Russo noted that in May, the state passed a law limiting the amount of phosphorous fertilizer that homeowners can use on their lawns.  He and others argue that these new regulations, along with some water treatment control of phosphorous, might fix the river.

Scientists and advocates say this reasoning is faulty, however.

“Partway isn’t good enough,” said Mushinsky. “If the goal is to stop the algae blooms, then we need to respect the science.  And what the science says is that the blooms are triggered by an enrichment factor of 8.4.  There’s no reason to think that the science is not accurate.”

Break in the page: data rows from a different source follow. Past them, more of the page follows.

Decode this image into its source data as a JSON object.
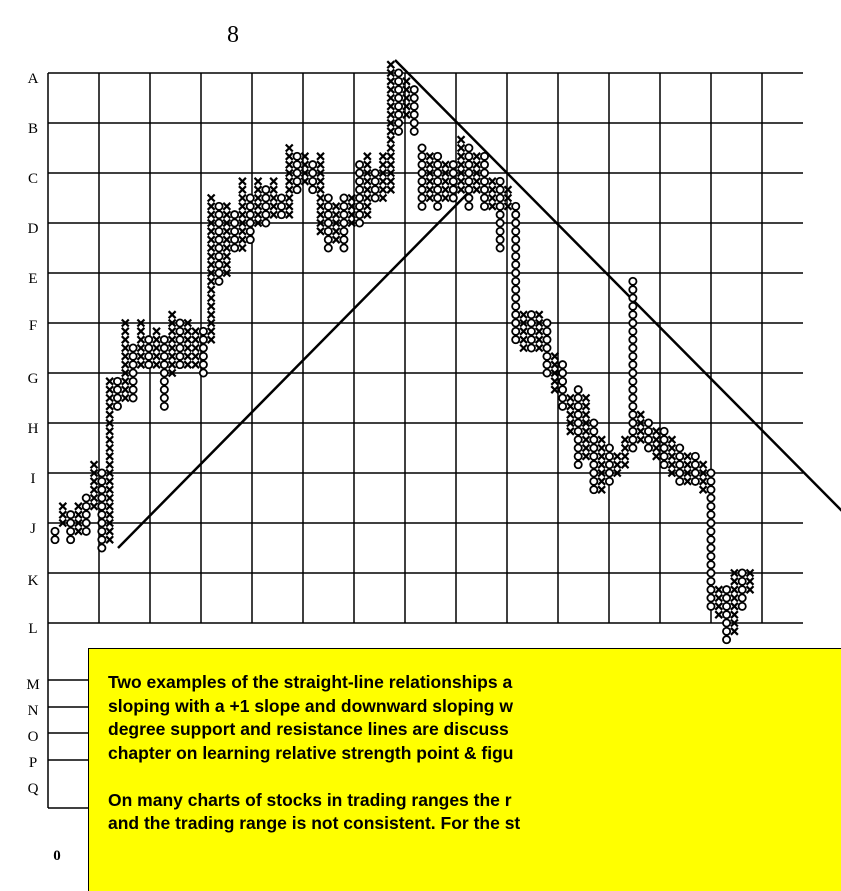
{
  "chart_data": {
    "type": "point_and_figure",
    "top_label": "8",
    "bottom_label": "0",
    "row_labels": [
      "A",
      "B",
      "C",
      "D",
      "E",
      "F",
      "G",
      "H",
      "I",
      "J",
      "K",
      "L",
      "M",
      "N",
      "O",
      "P",
      "Q"
    ],
    "columns": [
      {
        "type": "O",
        "high": 17,
        "low": 16
      },
      {
        "type": "X",
        "high": 20,
        "low": 18
      },
      {
        "type": "O",
        "high": 19,
        "low": 16
      },
      {
        "type": "X",
        "high": 20,
        "low": 17
      },
      {
        "type": "O",
        "high": 21,
        "low": 17
      },
      {
        "type": "X",
        "high": 25,
        "low": 20
      },
      {
        "type": "O",
        "high": 24,
        "low": 15
      },
      {
        "type": "X",
        "high": 35,
        "low": 16
      },
      {
        "type": "O",
        "high": 35,
        "low": 32
      },
      {
        "type": "X",
        "high": 42,
        "low": 33
      },
      {
        "type": "O",
        "high": 39,
        "low": 33
      },
      {
        "type": "X",
        "high": 42,
        "low": 37
      },
      {
        "type": "O",
        "high": 40,
        "low": 37
      },
      {
        "type": "X",
        "high": 41,
        "low": 37
      },
      {
        "type": "O",
        "high": 40,
        "low": 32
      },
      {
        "type": "X",
        "high": 43,
        "low": 36
      },
      {
        "type": "O",
        "high": 42,
        "low": 37
      },
      {
        "type": "X",
        "high": 42,
        "low": 37
      },
      {
        "type": "X",
        "high": 41,
        "low": 37
      },
      {
        "type": "O",
        "high": 41,
        "low": 36
      },
      {
        "type": "X",
        "high": 57,
        "low": 40
      },
      {
        "type": "O",
        "high": 56,
        "low": 47
      },
      {
        "type": "X",
        "high": 56,
        "low": 48
      },
      {
        "type": "O",
        "high": 55,
        "low": 51
      },
      {
        "type": "X",
        "high": 59,
        "low": 51
      },
      {
        "type": "O",
        "high": 57,
        "low": 52
      },
      {
        "type": "X",
        "high": 59,
        "low": 54
      },
      {
        "type": "O",
        "high": 58,
        "low": 54
      },
      {
        "type": "X",
        "high": 59,
        "low": 55
      },
      {
        "type": "O",
        "high": 57,
        "low": 55
      },
      {
        "type": "X",
        "high": 63,
        "low": 55
      },
      {
        "type": "O",
        "high": 62,
        "low": 58
      },
      {
        "type": "X",
        "high": 62,
        "low": 59
      },
      {
        "type": "O",
        "high": 61,
        "low": 58
      },
      {
        "type": "X",
        "high": 62,
        "low": 53
      },
      {
        "type": "O",
        "high": 57,
        "low": 51
      },
      {
        "type": "X",
        "high": 56,
        "low": 52
      },
      {
        "type": "O",
        "high": 57,
        "low": 51
      },
      {
        "type": "X",
        "high": 57,
        "low": 54
      },
      {
        "type": "O",
        "high": 61,
        "low": 54
      },
      {
        "type": "X",
        "high": 62,
        "low": 55
      },
      {
        "type": "O",
        "high": 60,
        "low": 57
      },
      {
        "type": "X",
        "high": 62,
        "low": 57
      },
      {
        "type": "X",
        "high": 73,
        "low": 58
      },
      {
        "type": "O",
        "high": 72,
        "low": 65
      },
      {
        "type": "X",
        "high": 71,
        "low": 67
      },
      {
        "type": "O",
        "high": 70,
        "low": 65
      },
      {
        "type": "O",
        "high": 63,
        "low": 56
      },
      {
        "type": "X",
        "high": 62,
        "low": 57
      },
      {
        "type": "O",
        "high": 62,
        "low": 56
      },
      {
        "type": "X",
        "high": 61,
        "low": 57
      },
      {
        "type": "O",
        "high": 61,
        "low": 57
      },
      {
        "type": "X",
        "high": 64,
        "low": 58
      },
      {
        "type": "O",
        "high": 63,
        "low": 56
      },
      {
        "type": "X",
        "high": 62,
        "low": 58
      },
      {
        "type": "O",
        "high": 62,
        "low": 56
      },
      {
        "type": "X",
        "high": 59,
        "low": 56
      },
      {
        "type": "O",
        "high": 59,
        "low": 51
      },
      {
        "type": "X",
        "high": 58,
        "low": 56
      },
      {
        "type": "O",
        "high": 56,
        "low": 40
      },
      {
        "type": "X",
        "high": 43,
        "low": 39
      },
      {
        "type": "O",
        "high": 43,
        "low": 39
      },
      {
        "type": "X",
        "high": 43,
        "low": 39
      },
      {
        "type": "O",
        "high": 42,
        "low": 36
      },
      {
        "type": "X",
        "high": 38,
        "low": 34
      },
      {
        "type": "O",
        "high": 37,
        "low": 32
      },
      {
        "type": "X",
        "high": 33,
        "low": 29
      },
      {
        "type": "O",
        "high": 34,
        "low": 25
      },
      {
        "type": "X",
        "high": 33,
        "low": 26
      },
      {
        "type": "O",
        "high": 30,
        "low": 22
      },
      {
        "type": "X",
        "high": 28,
        "low": 22
      },
      {
        "type": "O",
        "high": 27,
        "low": 23
      },
      {
        "type": "X",
        "high": 26,
        "low": 24
      },
      {
        "type": "X",
        "high": 28,
        "low": 25
      },
      {
        "type": "O",
        "high": 47,
        "low": 27
      },
      {
        "type": "X",
        "high": 31,
        "low": 28
      },
      {
        "type": "O",
        "high": 30,
        "low": 27
      },
      {
        "type": "X",
        "high": 29,
        "low": 26
      },
      {
        "type": "O",
        "high": 29,
        "low": 25
      },
      {
        "type": "X",
        "high": 28,
        "low": 24
      },
      {
        "type": "O",
        "high": 27,
        "low": 23
      },
      {
        "type": "X",
        "high": 26,
        "low": 23
      },
      {
        "type": "O",
        "high": 26,
        "low": 23
      },
      {
        "type": "X",
        "high": 25,
        "low": 22
      },
      {
        "type": "O",
        "high": 24,
        "low": 8
      },
      {
        "type": "X",
        "high": 10,
        "low": 7
      },
      {
        "type": "O",
        "high": 10,
        "low": 4
      },
      {
        "type": "X",
        "high": 12,
        "low": 5
      },
      {
        "type": "O",
        "high": 12,
        "low": 8
      },
      {
        "type": "X",
        "high": 12,
        "low": 10
      }
    ],
    "note": [
      "Two examples of the straight-line relationships a",
      "sloping with a +1 slope and downward sloping w",
      "degree support and resistance lines are discuss",
      "chapter on learning relative strength point & figu",
      "On many charts of stocks in trading ranges the r",
      "and the trading range is not consistent. For the st"
    ]
  }
}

The new rules will be imposed when facilities renew their water permits, though the state will offer them extra time to comply with the new phosphorous rules.  Currently the permits for all four plants are awaiting renewal.  The affected municipalities have formed a coalition to oppose the new phosphorus limits.

DEEP’s Wingfield is sympathetic to the towns’ plight, but noted that the Connecticut limits are generally less strict than those imposed by the EPA in states like Massachusetts and New Hampshire.  She also pointed out that the sewage treatment plants could get financial assistance through the Connecticut Clean Water Fund.  In fact, the town of Cheshire dropped out of the coalition after receiving Clean Water Fund support for their upcoming $32 million treatment plant upgrade, $7 million of which will be for phosphorous reduction.

Even with the new limits, the Quinnipiac has a long way to go before it’s truly clean.

“It’s not like you get the phosphorous turned off and it’ll be perfect.  It’s a long-term project,” said Becker, who calls the Quinnipiac watershed a “challenging” one.

“Someday it would be nice to think about kids going down to the Quinnipiac for fishing and boating, and not being grossed out by algae coming after them like the blob from the deep,” she said.

Indeed, in the 1890s, tourists traveled from across the region to swim at Dossin Beach and enjoy the park at Hanover Pond.

“I’m probably being idealistic,” said Becker, “but I’d like to think that people might be able to use the river in that way again.”